Medication and psychotherapy are used to treat people with social anxiety, a common disorder in which people experience overwhelming fear of interacting with others and of being harshly judged. But there's been far less research on the neurological effects of psychotherapy (talk therapy) than on medication-induced brain changes.
The new Canadian study included 25 adults with social anxiety disorder who underwent 12 weekly sessions of group cognitive behaviour therapy, which is meant to help patients identify and challenge their unhealthy thinking patterns.

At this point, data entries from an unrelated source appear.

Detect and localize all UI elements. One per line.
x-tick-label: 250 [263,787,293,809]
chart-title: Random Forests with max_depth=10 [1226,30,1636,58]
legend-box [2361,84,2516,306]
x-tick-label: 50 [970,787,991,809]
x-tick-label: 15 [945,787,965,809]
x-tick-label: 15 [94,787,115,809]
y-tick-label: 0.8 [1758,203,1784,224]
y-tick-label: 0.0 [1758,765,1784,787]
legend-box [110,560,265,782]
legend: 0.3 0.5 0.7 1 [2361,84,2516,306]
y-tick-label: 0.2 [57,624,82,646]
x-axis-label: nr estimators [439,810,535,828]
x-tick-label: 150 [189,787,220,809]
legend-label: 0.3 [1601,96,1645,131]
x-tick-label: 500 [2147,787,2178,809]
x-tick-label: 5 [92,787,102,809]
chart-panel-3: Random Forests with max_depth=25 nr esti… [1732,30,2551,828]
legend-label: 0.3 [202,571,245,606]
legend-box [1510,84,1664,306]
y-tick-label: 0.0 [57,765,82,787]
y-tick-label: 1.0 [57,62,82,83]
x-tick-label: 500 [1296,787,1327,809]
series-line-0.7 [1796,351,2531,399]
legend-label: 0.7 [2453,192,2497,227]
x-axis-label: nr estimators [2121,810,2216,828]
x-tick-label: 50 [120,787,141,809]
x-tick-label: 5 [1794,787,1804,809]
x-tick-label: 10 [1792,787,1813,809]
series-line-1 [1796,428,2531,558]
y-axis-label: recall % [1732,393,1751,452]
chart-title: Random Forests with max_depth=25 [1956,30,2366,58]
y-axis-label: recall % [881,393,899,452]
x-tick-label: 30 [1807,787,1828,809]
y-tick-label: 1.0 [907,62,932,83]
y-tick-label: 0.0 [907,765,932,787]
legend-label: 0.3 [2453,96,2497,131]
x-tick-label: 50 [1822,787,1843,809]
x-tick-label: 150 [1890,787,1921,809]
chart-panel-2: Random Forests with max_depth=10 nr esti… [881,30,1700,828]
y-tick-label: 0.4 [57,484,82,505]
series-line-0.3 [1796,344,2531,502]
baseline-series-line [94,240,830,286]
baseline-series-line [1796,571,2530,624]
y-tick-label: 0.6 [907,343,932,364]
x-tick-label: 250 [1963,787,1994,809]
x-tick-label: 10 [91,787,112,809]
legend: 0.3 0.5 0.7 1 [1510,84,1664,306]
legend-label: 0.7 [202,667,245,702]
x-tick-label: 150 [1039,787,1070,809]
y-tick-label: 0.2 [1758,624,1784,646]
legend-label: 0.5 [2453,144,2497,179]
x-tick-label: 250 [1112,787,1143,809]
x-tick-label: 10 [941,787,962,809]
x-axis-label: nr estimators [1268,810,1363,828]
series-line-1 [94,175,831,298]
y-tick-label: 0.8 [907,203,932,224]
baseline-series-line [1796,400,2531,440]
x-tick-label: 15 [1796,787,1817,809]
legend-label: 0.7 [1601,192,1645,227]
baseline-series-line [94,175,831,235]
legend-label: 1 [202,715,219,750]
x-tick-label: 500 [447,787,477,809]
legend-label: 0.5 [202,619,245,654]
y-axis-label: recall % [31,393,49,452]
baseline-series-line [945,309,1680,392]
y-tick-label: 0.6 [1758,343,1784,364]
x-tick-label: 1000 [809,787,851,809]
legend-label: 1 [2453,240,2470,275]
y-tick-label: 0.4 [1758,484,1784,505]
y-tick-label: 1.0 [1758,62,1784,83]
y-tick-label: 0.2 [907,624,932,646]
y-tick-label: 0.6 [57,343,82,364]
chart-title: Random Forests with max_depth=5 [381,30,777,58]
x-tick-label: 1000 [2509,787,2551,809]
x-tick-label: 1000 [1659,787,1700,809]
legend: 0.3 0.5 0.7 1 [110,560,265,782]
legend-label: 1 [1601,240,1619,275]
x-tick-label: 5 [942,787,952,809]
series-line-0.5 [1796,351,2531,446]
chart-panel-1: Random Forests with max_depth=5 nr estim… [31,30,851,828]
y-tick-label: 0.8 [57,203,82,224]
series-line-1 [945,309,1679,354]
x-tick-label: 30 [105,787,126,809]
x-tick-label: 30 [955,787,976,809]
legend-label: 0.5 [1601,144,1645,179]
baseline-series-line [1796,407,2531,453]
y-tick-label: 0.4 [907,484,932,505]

These clinical group patients were compared to two control groups who tested either extremely high or low for symptoms of social anxiety but received no psychotherapy.
Study on social anxiety disorder
All of the participants underwent a series of electroencephalograms (EEGs), which measure brain electrical interactions. The researchers focused on the amount of delta-beta coupling, which increased with rising anxiety.
Before treatment, the clinical group's delta-beta correlations were similar to those of the high-anxiety control group and much higher than those of the low-anxiety control group. When measured at a point about midway through psychotherapy, improvements in the patients' brains matched symptom improvement reported by both doctors and patients.
After they completed psychotherapy, the patients' EEG results were similar to those of the low-anxiety group.
The study is scheduled for publication in an upcoming issue of the journal Psychological Science.
"Lay-people tend to think that talk therapy is not 'real,' while they associate medications with hard science and physiologic change," said lead author Vladimir Miskovic, a McMaster University doctoral candidate.
"But at the end of the day, the effectiveness of any program must be mediated by the brain and the nervous system. If the brain does not change, there won't be a change in behaviour or emotion."